How does a Christian preach or even read the book of Amos? What message could Amos possibly have for us now? Amos is very nearly unrelentingly bleak. He delivers condemnation after condemnation. In his pronouncements no one is safe from the judgement of God. His words are almost all destruction by fire and sword. In Amos there doesn’t seem to be much Good News, it’s all bad news. The book of Amos is one of those places where we are like to imagine that there is some kind of sharp contrast between the God of the Old Testament and the God we witness active in Jesus in the New. So we might think we have to respond to a twofold challenge: First, in the face of the picture of God which Amos paints, we would want to maintain the unity of scripture. We would want to say that it is the same God who is present in the Old Testament, who is present and active in Jesus Christ. And second, to rehabilitate Amos words, to make it possible to read and preach and hear them. Assuming such a rehabilitation is possible or even desirable.

From the passage which we have just read, it is not immediately clear is what Amos’ overall message is. The truth is Amos is quite consistent. He announces God’s judgement. It is a judgement against the way all of the nations have organised themselves. No one is making their social and economic and political arrangements in the way in which God intends people to live. The condemnation which Amos reports is especially directed against: The way in which the rich have become powerful, and the way in which they have used that power to make themselves richer, and the way in which they have used religion to camouflage what they have been doing. In many ways, the judgement which Amos renders has a startlingly contemporary resonance. It is not difficult to see the parallels between the social, economic and political circumstances of Amos’ world and those of our own. This may just be that the world is ever thus. We may simply be admitting that we live in a fallen world. That the concentration of wealth and power in a few hands, and efforts to justify those circumstances, are a constant. In truth it pretty much the same thing which Jesus condemns.
His parables of the kingdom a critical of the accumulation of wealth rather than its use for the common good. And he roundly condemns the hypocrisy of using religion to conceal or to justify wrong doing. So perhaps fulfilling that twofold challenge is not as difficult as it seemed at first. The God of the Old Testament and of the New judges against much the same thing: the injustices of the social, political and economic arrangements of the world. God speaks judgement in both testaments in the same voice. And we can rehabilitate Amos by standing behind him and cheering him on as he condemns the wickedness of everyone else, much as we might stand behind Jesus with the disciples cheering him on as he condemns the scribes and the Pharisees.

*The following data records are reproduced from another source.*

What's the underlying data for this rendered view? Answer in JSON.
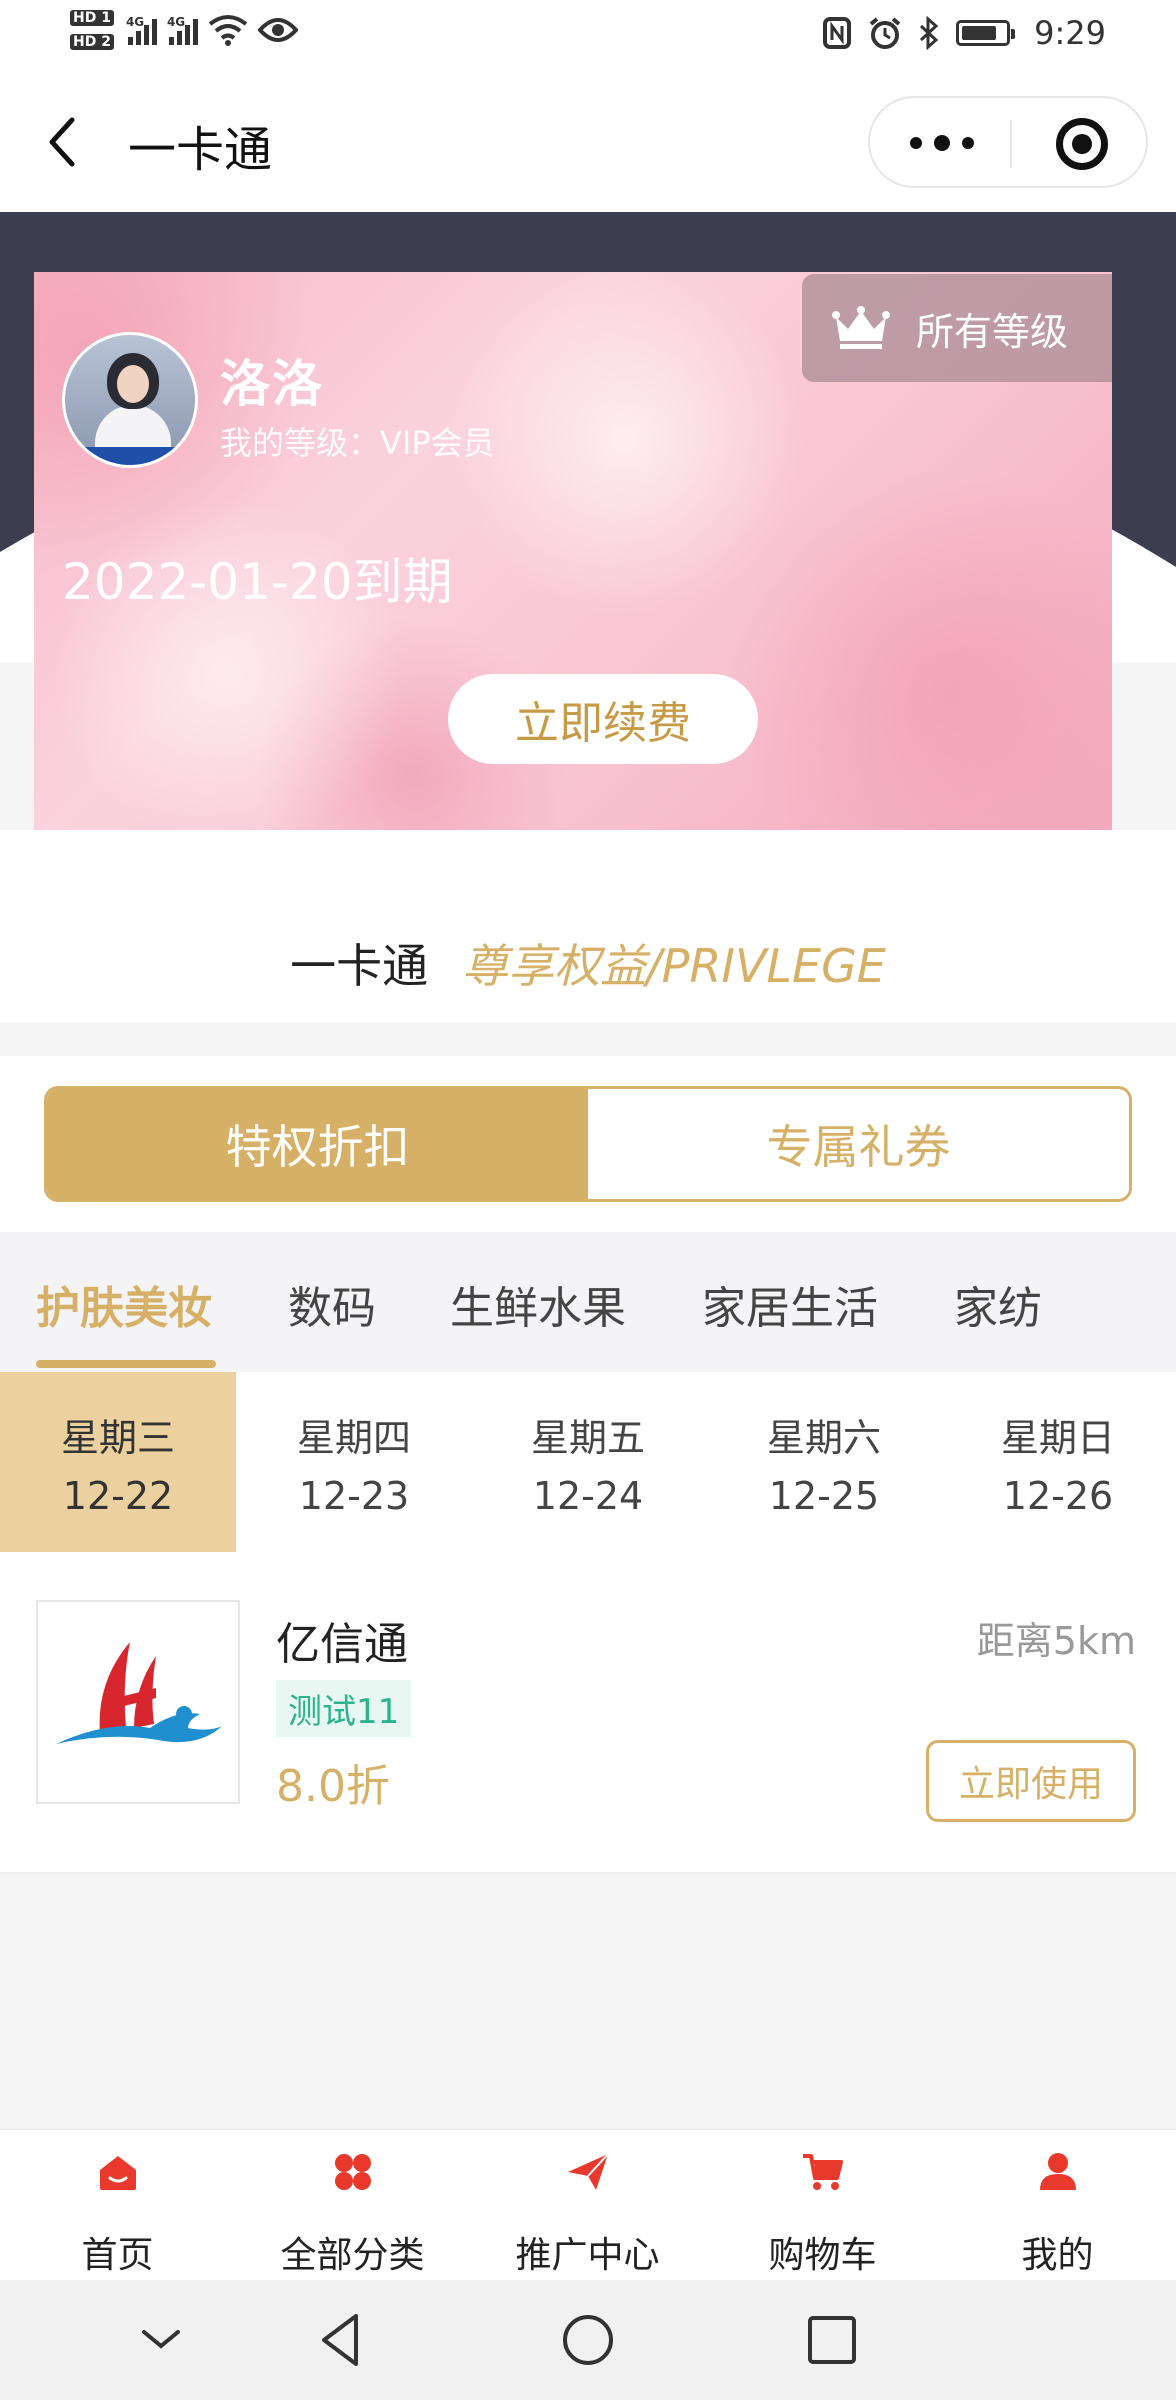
{
  "status_bar": {
    "sim1": "HD 1",
    "sim2": "HD 2",
    "net1": "4G",
    "net2": "4G",
    "time": "9:29",
    "icons": [
      "nfc-icon",
      "alarm-icon",
      "bluetooth-icon",
      "battery-icon",
      "wifi-icon",
      "eye-icon"
    ]
  },
  "nav": {
    "title": "一卡通"
  },
  "vip_card": {
    "name": "洛洛",
    "level": "我的等级：VIP会员",
    "expire": "2022-01-20到期",
    "all_levels": "所有等级",
    "renew": "立即续费"
  },
  "privilege": {
    "title_cn": "一卡通",
    "title_en": "尊享权益/PRIVLEGE"
  },
  "segments": {
    "active": "特权折扣",
    "inactive": "专属礼券"
  },
  "categories": [
    "护肤美妆",
    "数码",
    "生鲜水果",
    "家居生活",
    "家纺"
  ],
  "dates": [
    {
      "weekday": "星期三",
      "date": "12-22"
    },
    {
      "weekday": "星期四",
      "date": "12-23"
    },
    {
      "weekday": "星期五",
      "date": "12-24"
    },
    {
      "weekday": "星期六",
      "date": "12-25"
    },
    {
      "weekday": "星期日",
      "date": "12-26"
    }
  ],
  "shop": {
    "name": "亿信通",
    "tag": "测试11",
    "discount": "8.0折",
    "distance": "距离5km",
    "use": "立即使用"
  },
  "tabbar": [
    "首页",
    "全部分类",
    "推广中心",
    "购物车",
    "我的"
  ],
  "colors": {
    "gold": "#d6b067",
    "dark_band": "#3c3d4f",
    "red_icon": "#e8392c",
    "date_active": "#ecd1a0"
  }
}
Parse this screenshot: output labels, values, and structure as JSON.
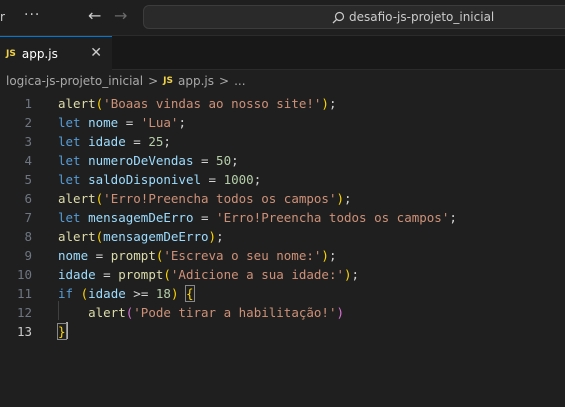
{
  "titlebar": {
    "menu_partial": "r",
    "more_glyph": "···",
    "search_text": "desafio-js-projeto_inicial"
  },
  "tab": {
    "badge": "JS",
    "label": "app.js",
    "close_glyph": "✕"
  },
  "breadcrumb": {
    "folder": "logica-js-projeto_inicial",
    "sep": ">",
    "badge": "JS",
    "file": "app.js",
    "tail": "..."
  },
  "editor": {
    "line_numbers": [
      "1",
      "2",
      "3",
      "4",
      "5",
      "6",
      "7",
      "8",
      "9",
      "10",
      "11",
      "12",
      "13"
    ],
    "active_line": 13,
    "lines": [
      [
        [
          "fn",
          "alert"
        ],
        [
          "br1",
          "("
        ],
        [
          "str",
          "'Boaas vindas ao nosso site!'"
        ],
        [
          "br1",
          ")"
        ],
        [
          "pun",
          ";"
        ]
      ],
      [
        [
          "kw",
          "let"
        ],
        [
          "pun",
          " "
        ],
        [
          "var",
          "nome"
        ],
        [
          "pun",
          " = "
        ],
        [
          "str",
          "'Lua'"
        ],
        [
          "pun",
          ";"
        ]
      ],
      [
        [
          "kw",
          "let"
        ],
        [
          "pun",
          " "
        ],
        [
          "var",
          "idade"
        ],
        [
          "pun",
          " = "
        ],
        [
          "num",
          "25"
        ],
        [
          "pun",
          ";"
        ]
      ],
      [
        [
          "kw",
          "let"
        ],
        [
          "pun",
          " "
        ],
        [
          "var",
          "numeroDeVendas"
        ],
        [
          "pun",
          " = "
        ],
        [
          "num",
          "50"
        ],
        [
          "pun",
          ";"
        ]
      ],
      [
        [
          "kw",
          "let"
        ],
        [
          "pun",
          " "
        ],
        [
          "var",
          "saldoDisponivel"
        ],
        [
          "pun",
          " = "
        ],
        [
          "num",
          "1000"
        ],
        [
          "pun",
          ";"
        ]
      ],
      [
        [
          "fn",
          "alert"
        ],
        [
          "br1",
          "("
        ],
        [
          "str",
          "'Erro!Preencha todos os campos'"
        ],
        [
          "br1",
          ")"
        ],
        [
          "pun",
          ";"
        ]
      ],
      [
        [
          "kw",
          "let"
        ],
        [
          "pun",
          " "
        ],
        [
          "var",
          "mensagemDeErro"
        ],
        [
          "pun",
          " = "
        ],
        [
          "str",
          "'Erro!Preencha todos os campos'"
        ],
        [
          "pun",
          ";"
        ]
      ],
      [
        [
          "fn",
          "alert"
        ],
        [
          "br1",
          "("
        ],
        [
          "var",
          "mensagemDeErro"
        ],
        [
          "br1",
          ")"
        ],
        [
          "pun",
          ";"
        ]
      ],
      [
        [
          "var",
          "nome"
        ],
        [
          "pun",
          " = "
        ],
        [
          "fn",
          "prompt"
        ],
        [
          "br1",
          "("
        ],
        [
          "str",
          "'Escreva o seu nome:'"
        ],
        [
          "br1",
          ")"
        ],
        [
          "pun",
          ";"
        ]
      ],
      [
        [
          "var",
          "idade"
        ],
        [
          "pun",
          " = "
        ],
        [
          "fn",
          "prompt"
        ],
        [
          "br1",
          "("
        ],
        [
          "str",
          "'Adicione a sua idade:'"
        ],
        [
          "br1",
          ")"
        ],
        [
          "pun",
          ";"
        ]
      ],
      [
        [
          "kw",
          "if"
        ],
        [
          "pun",
          " "
        ],
        [
          "br1",
          "("
        ],
        [
          "var",
          "idade"
        ],
        [
          "pun",
          " >= "
        ],
        [
          "num",
          "18"
        ],
        [
          "br1",
          ")"
        ],
        [
          "pun",
          " "
        ],
        [
          "br1m",
          "{"
        ]
      ],
      [
        [
          "pun",
          "    "
        ],
        [
          "fn",
          "alert"
        ],
        [
          "br2",
          "("
        ],
        [
          "str",
          "'Pode tirar a habilitação!'"
        ],
        [
          "br2",
          ")"
        ]
      ],
      [
        [
          "br1m",
          "}"
        ]
      ]
    ]
  }
}
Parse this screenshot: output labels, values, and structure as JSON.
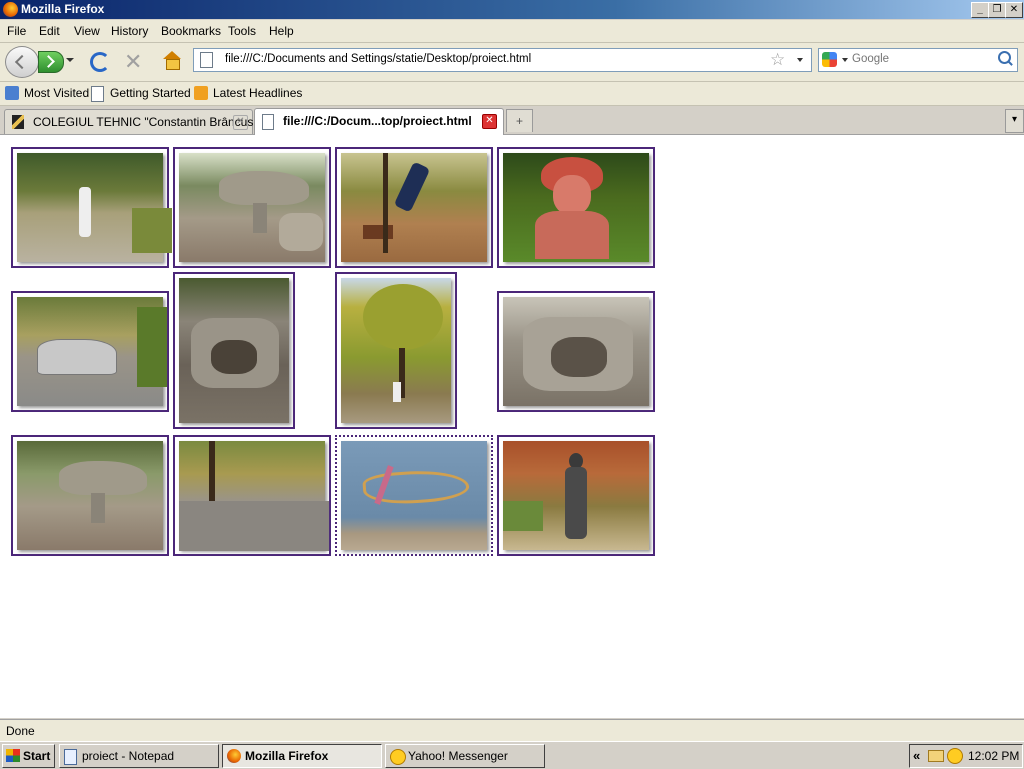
{
  "window": {
    "title": "Mozilla Firefox",
    "controls": {
      "minimize": "_",
      "maximize": "❐",
      "close": "✕"
    }
  },
  "menu": {
    "items": [
      "File",
      "Edit",
      "View",
      "History",
      "Bookmarks",
      "Tools",
      "Help"
    ]
  },
  "nav": {
    "url": "file:///C:/Documents and Settings/statie/Desktop/proiect.html",
    "search_placeholder": "Google",
    "icons": [
      "back-icon",
      "forward-icon",
      "reload-icon",
      "stop-icon",
      "home-icon",
      "bookmark-star-icon",
      "search-magnifier-icon"
    ]
  },
  "bookmarks": {
    "items": [
      "Most Visited",
      "Getting Started",
      "Latest Headlines"
    ]
  },
  "tabs": {
    "items": [
      {
        "label": "COLEGIUL TEHNIC \"Constantin Brâncusi\"",
        "active": false
      },
      {
        "label": "file:///C:/Docum...top/proiect.html",
        "active": true
      }
    ],
    "new_tab": "+",
    "list_all": "▾"
  },
  "gallery": {
    "rows": [
      [
        {
          "photo": "path-walker-park"
        },
        {
          "photo": "stone-table-sculpture"
        },
        {
          "photo": "jumping-person-bench"
        },
        {
          "photo": "red-child-statue"
        }
      ],
      [
        {
          "photo": "silver-car-road"
        },
        {
          "photo": "stone-fountain-portrait"
        },
        {
          "photo": "yellow-tree-portrait"
        },
        {
          "photo": "stone-fountain"
        }
      ],
      [
        {
          "photo": "stone-table-sculpture-2"
        },
        {
          "photo": "empty-park-road"
        },
        {
          "photo": "graffiti-wall"
        },
        {
          "photo": "bronze-statue-autumn"
        }
      ]
    ],
    "border_color": "#4b2679"
  },
  "status": {
    "text": "Done"
  },
  "taskbar": {
    "start": "Start",
    "tasks": [
      {
        "label": "proiect - Notepad",
        "active": false
      },
      {
        "label": "Mozilla Firefox",
        "active": true
      },
      {
        "label": "Yahoo! Messenger",
        "active": false
      }
    ],
    "tray_chevron": "«",
    "clock": "12:02 PM"
  }
}
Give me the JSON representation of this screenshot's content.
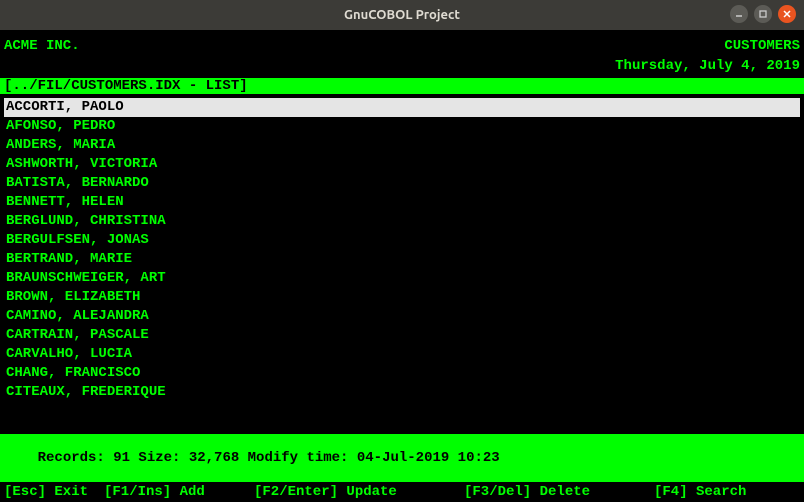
{
  "window": {
    "title": "GnuCOBOL Project"
  },
  "header": {
    "company": "ACME INC.",
    "screen": "CUSTOMERS",
    "date": "Thursday, July 4, 2019"
  },
  "path": "[../FIL/CUSTOMERS.IDX - LIST]",
  "records": [
    "ACCORTI, PAOLO",
    "AFONSO, PEDRO",
    "ANDERS, MARIA",
    "ASHWORTH, VICTORIA",
    "BATISTA, BERNARDO",
    "BENNETT, HELEN",
    "BERGLUND, CHRISTINA",
    "BERGULFSEN, JONAS",
    "BERTRAND, MARIE",
    "BRAUNSCHWEIGER, ART",
    "BROWN, ELIZABETH",
    "CAMINO, ALEJANDRA",
    "CARTRAIN, PASCALE",
    "CARVALHO, LUCIA",
    "CHANG, FRANCISCO",
    "CITEAUX, FREDERIQUE"
  ],
  "selected_index": 0,
  "status": "Records: 91 Size: 32,768 Modify time: 04-Jul-2019 10:23",
  "fnkeys": {
    "esc": "[Esc] Exit",
    "f1": "[F1/Ins] Add",
    "f2": "[F2/Enter] Update",
    "f3": "[F3/Del] Delete",
    "f4": "[F4] Search"
  }
}
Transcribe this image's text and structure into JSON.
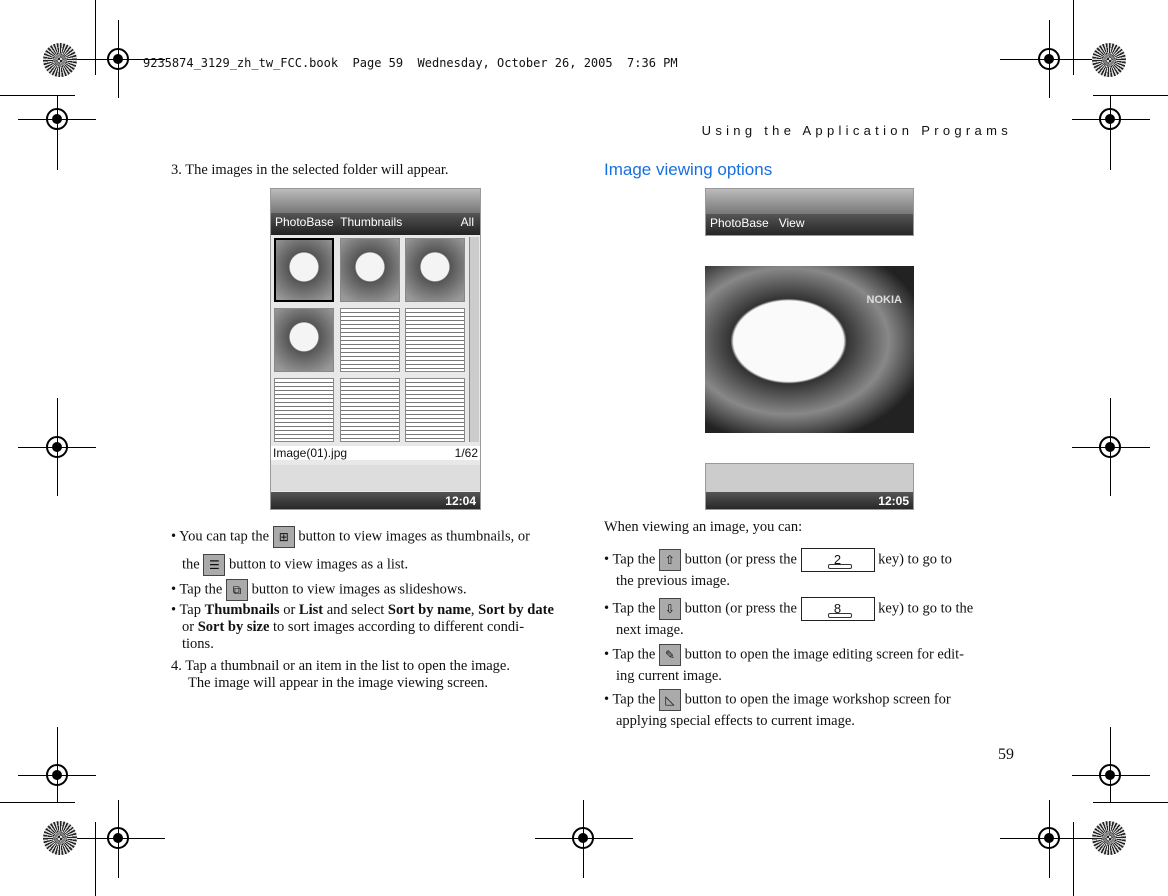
{
  "book_tag": "9235874_3129_zh_tw_FCC.book  Page 59  Wednesday, October 26, 2005  7:36 PM",
  "running_head": "Using the Application Programs",
  "page_number": "59",
  "left": {
    "step3": "3. The images in the selected folder will appear.",
    "screenshot": {
      "tabs": "PhotoBase  Thumbnails",
      "filter": "All",
      "filename": "Image(01).jpg",
      "count": "1/62",
      "clock": "12:04"
    },
    "b1_a": "• You can tap the",
    "b1_b": "button to view images as thumbnails, or",
    "b1_c": "the",
    "b1_d": "button to view images as a list.",
    "b2_a": "• Tap the",
    "b2_b": "button to view images as slideshows.",
    "b3_a": "• Tap ",
    "b3_thumbs": "Thumbnails",
    "b3_or": " or ",
    "b3_list": "List",
    "b3_sel": " and select ",
    "b3_name": "Sort by name",
    "b3_comma": ", ",
    "b3_date": "Sort by date",
    "b3_or2": "or ",
    "b3_size": "Sort by size",
    "b3_rest": " to sort images according to different condi-",
    "b3_end": "tions.",
    "step4_a": "4. Tap a thumbnail or an item in the list to open the image.",
    "step4_b": "The image will appear in the image viewing screen."
  },
  "right": {
    "heading": "Image viewing options",
    "screenshot": {
      "tabs": "PhotoBase   View",
      "brand": "NOKIA",
      "clock": "12:05"
    },
    "intro": "When viewing an image, you can:",
    "p1_a": "• Tap the",
    "p1_b": "button (or press the",
    "key2": "2",
    "p1_c": "key) to go to",
    "p1_d": "the previous image.",
    "p2_a": "• Tap the",
    "p2_b": "button (or press the",
    "key8": "8",
    "p2_c": "key) to go to the",
    "p2_d": "next image.",
    "p3_a": "• Tap the",
    "p3_b": "button to open the image editing screen for edit-",
    "p3_c": "ing current image.",
    "p4_a": "• Tap the",
    "p4_b": "button to open the image workshop screen for",
    "p4_c": "applying special effects to current image."
  }
}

The passage we have read comes from about half way through Amos’ prophecy. Most of what has gone before has been Amos’ announcement of God’s judgement against all the nations which surround Israel. He begins:
Thus says the Lord. For the three transgressions of Damascus and for four I will not revoke the punishment. [1:3]
Amos the moves on to announce judgement against Gaza, Tyre, Edom, Moab, and Judah, before moving onto the judgement against the Israel. Only after condemning its neighbours does God’s attention return to the place where Amos is speaking, Israel, the northern part of God’s own people:
Thus says the Lord: For the three transgressions of Israel, and for four, I will not revoke the punishment; because they sell the righteous for silver and the needy for a pair of sandals. . . [2:6]
The judgement which Amos announces is that social, economic and political one. He then goes on at some length and detail to list all the things that God finds wrong in the society of Israel, in its capital Samaria and in its principle holy site Bethel. And Amos lists all the terrible things that will happen as a consequence.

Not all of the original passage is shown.